Blizzard, developer of such popular brands of gaming such as World of Warcraft, Starcraft and Diablo, is one of the most popular PC game companies.
The company's World of Warcraft MMORPG for instance still has nine million players that pay the company a monthly subscription fee to play the game.
A security update has been posted on the Blizzard website that informs all customers of the company that unauthorized and illegal access to its internal network was detected. Blizzard noticed the break-in this week and has then been working with security experts and law enforcement to investigate the hack since then.
According to the security update, the hackers managed to get their hands on the following data sets:
- A global list of email addresses of Battle-net users
- For North-American players, which includes Latin America, Australia, New Zealand and Southeast Asia), the answers to the personal security question, and information about Mobile and Dial-in authenticators were accessed as well.
- The encrypted passwords of players on North American servers have also been dumped by the attackers.
Investigators found no evidence that financial information such as credit cards or real names were compromised.
The attackers either were after North American user and account information, or managed to only get access to those.
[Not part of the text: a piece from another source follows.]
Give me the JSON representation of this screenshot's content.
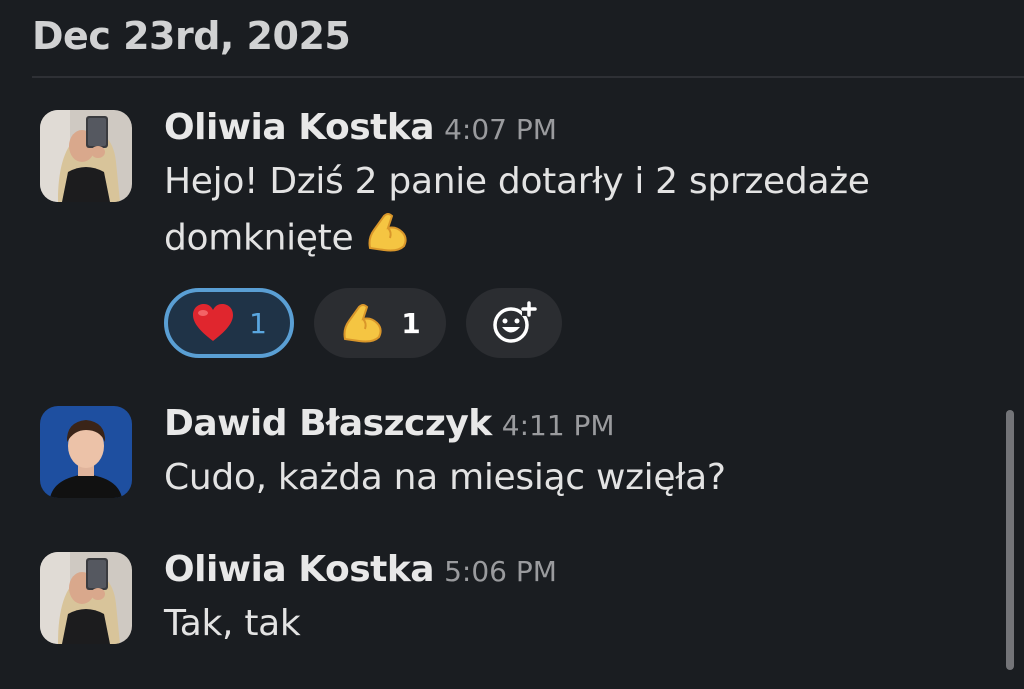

Since they managed to dump encrypted user passwords it is likely that they have already started to use dictionary-based and maybe even brute-force attacks to decrypt passwords to gain access to accounts.
Blizzard asks all North-American users to change their battle.net account passwords immediately to protect the account from unauthorized access. Users who have been using the same password on other services are asked to change the password at those web services to protect the accounts as well.
Blizzard lastly announced that it will prompt all players on North American servers to change their secret questions and answers in the coming days to block this way of accessing user accounts. The company furthermore will distribute an update for its mobile authenticator software.
Update: The attack was detected by Blizzard on August 4 according to Blizzard.


Never had an account and yet I always get tons of battlenet spam.
What’s funny is that most people actually give out their real mother’s name and whatnot in the personal infos. All stored and packaged for the next hack.